Figura 2. Generación de un análisis del componente principal de referencia 1 (PC1) frente a la representación de PCA2 en un espacio n-dimensional para la discriminación de los subconjuntos de linfocitos identificados con la combinación de cribado PID de marcadores.

Los archivos de datos de 5 donantes sanos se fusionaron y se identificaron subconjuntos de linfocitos de interés mediante el uso de gráficos bivariados. Este análisis se usó para definir en un espacio n-dimensional el mejor análisis de componente principal 1 (PC1) frente a la representación de PCA2 para discriminar estos subconjuntos. La representación PCA de los datos se reanuda en las curvas de desviación estándar (SD) 2x que se usarán como referencia para el análisis automático supervisado de las muestras.

Figura 3. Aplicación de la representación del análisis de componentes principales (PCA) de los distintos subconjuntos de leucocitos presentes en la sangre periférica (PB) de los archivos de datos de referencia (panel superior) para el análisis supervisado de muestras de PB de donantes sanos y pacientes de inmunodeficiencia primaria analizados con la combinación de cribado de PID de marcadores.

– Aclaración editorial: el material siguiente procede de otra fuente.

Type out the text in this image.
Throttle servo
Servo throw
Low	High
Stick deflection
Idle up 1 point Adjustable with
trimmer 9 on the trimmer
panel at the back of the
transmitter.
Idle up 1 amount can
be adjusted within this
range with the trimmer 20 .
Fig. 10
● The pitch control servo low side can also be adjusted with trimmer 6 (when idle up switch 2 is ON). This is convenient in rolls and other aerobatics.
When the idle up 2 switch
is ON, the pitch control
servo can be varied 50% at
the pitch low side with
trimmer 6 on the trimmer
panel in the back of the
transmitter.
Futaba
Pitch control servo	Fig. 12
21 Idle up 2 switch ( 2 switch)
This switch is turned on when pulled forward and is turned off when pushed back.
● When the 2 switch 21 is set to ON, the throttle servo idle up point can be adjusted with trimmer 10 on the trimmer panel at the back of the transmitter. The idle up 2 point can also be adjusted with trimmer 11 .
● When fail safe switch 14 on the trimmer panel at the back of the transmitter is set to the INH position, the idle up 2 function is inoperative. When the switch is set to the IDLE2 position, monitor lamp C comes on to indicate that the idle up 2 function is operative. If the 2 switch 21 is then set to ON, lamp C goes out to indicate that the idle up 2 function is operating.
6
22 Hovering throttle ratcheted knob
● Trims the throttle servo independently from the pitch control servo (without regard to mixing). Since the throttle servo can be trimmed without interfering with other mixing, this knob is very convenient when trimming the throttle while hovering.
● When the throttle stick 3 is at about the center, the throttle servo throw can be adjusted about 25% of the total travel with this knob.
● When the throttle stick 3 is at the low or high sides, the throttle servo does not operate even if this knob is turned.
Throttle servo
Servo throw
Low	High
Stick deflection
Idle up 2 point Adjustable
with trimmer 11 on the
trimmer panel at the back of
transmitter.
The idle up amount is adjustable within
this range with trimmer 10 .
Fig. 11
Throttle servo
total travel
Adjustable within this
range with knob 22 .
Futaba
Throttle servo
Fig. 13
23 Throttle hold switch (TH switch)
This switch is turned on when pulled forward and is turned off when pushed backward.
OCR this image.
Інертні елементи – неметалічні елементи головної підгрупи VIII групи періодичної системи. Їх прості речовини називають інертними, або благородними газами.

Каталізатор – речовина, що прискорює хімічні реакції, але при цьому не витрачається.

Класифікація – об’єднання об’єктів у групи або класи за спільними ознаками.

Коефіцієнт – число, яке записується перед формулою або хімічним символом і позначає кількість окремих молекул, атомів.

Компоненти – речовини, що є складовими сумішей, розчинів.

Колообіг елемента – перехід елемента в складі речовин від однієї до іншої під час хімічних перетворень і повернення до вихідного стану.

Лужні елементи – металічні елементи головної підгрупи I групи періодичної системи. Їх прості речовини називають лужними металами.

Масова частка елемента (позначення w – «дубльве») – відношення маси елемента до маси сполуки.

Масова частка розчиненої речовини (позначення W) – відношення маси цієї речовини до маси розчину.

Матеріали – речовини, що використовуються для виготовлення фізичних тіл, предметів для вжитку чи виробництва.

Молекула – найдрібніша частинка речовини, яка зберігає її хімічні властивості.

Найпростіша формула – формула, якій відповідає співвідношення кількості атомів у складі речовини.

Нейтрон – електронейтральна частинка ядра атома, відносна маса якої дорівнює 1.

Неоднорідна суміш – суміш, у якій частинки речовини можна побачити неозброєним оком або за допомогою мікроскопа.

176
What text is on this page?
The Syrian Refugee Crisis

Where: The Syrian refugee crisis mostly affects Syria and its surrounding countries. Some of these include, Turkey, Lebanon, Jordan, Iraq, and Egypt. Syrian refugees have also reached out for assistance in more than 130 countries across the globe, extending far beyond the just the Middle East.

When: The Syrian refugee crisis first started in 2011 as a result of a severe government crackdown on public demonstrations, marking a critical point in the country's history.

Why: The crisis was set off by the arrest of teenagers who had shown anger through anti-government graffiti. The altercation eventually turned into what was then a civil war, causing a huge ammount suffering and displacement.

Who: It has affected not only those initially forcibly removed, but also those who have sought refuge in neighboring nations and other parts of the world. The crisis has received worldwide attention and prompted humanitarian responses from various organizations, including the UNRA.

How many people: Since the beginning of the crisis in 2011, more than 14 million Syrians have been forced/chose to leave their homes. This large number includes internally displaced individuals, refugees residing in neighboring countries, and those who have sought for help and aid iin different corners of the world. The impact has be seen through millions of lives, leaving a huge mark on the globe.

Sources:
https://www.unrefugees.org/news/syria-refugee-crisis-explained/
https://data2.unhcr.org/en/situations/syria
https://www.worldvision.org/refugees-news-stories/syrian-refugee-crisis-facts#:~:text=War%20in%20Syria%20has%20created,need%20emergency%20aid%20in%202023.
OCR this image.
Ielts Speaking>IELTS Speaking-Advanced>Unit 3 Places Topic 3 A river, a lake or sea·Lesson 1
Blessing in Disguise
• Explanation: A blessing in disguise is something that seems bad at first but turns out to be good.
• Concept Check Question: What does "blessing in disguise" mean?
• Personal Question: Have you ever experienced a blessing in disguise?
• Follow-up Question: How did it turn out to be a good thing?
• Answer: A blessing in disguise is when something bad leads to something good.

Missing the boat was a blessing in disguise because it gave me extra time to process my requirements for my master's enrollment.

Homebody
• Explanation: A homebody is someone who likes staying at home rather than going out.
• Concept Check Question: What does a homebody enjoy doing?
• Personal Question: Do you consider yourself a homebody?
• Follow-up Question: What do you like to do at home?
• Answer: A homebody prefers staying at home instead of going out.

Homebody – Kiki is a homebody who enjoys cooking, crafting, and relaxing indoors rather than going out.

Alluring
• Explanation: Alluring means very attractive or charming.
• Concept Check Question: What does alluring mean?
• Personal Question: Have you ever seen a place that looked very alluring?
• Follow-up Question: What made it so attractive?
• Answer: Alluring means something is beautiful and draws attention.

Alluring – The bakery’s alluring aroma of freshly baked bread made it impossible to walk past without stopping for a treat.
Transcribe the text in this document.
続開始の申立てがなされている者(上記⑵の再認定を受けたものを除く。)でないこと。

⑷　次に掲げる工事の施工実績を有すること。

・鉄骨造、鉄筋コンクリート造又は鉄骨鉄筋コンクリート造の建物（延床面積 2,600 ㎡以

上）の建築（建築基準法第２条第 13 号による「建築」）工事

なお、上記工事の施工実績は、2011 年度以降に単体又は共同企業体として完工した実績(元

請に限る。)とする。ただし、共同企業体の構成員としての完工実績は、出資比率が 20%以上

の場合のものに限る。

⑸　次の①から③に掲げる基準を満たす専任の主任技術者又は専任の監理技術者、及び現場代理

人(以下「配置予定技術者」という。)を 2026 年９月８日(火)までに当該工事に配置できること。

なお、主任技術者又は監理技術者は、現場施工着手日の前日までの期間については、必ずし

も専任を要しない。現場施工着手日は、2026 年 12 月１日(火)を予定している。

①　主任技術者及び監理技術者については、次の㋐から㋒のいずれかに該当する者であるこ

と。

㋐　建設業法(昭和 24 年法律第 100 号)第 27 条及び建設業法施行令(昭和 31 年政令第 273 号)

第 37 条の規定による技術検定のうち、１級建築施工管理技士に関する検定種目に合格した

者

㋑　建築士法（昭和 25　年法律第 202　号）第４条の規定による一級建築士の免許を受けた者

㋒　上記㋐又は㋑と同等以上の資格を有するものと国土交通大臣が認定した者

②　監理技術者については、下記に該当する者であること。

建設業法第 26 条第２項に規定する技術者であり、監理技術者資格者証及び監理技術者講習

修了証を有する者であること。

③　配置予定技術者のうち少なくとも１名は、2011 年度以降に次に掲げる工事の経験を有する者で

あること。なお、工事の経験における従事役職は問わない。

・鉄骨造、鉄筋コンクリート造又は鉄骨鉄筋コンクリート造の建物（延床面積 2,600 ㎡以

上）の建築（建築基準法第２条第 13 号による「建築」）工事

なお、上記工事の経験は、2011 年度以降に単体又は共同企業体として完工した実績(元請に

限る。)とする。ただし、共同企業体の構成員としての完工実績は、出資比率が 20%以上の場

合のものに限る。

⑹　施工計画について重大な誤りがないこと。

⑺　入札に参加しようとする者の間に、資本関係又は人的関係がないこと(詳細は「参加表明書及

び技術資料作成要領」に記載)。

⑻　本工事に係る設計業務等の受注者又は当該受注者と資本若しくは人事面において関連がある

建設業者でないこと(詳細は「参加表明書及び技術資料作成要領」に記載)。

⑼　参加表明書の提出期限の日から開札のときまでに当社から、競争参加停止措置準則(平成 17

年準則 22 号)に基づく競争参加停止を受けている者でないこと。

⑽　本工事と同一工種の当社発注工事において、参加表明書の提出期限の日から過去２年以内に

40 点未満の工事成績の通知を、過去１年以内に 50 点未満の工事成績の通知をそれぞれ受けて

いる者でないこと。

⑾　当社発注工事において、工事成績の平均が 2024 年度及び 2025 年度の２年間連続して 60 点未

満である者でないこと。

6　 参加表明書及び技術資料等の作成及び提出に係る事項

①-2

El análisis del componente principal de referencia 1 (PC1) frente a la representación de PCA2 se generó a partir de 5 archivos de datos de donantes sanos (paneles superiores) analizados con la combinación de cribado de marcadores EuroFlow PID. Se analizaron diferentes muestras contra las representaciones de prototipo PC1 frente a PC2 de referencia definidas en base a la distribución de subconjuntos de sangre periférica en los cinco donantes sanos teñidos, que incluyen: un donante sano, un paciente con STAT3 mutado y dos pacientes con SCID con diferentes defectos genéticos: La cadena gamma del receptor IL2 (IL2RG) y el gen activador de la recombinación 2 (RAG2), todas las muestras se tiñeron y adquirieron en condiciones idénticas/comparables.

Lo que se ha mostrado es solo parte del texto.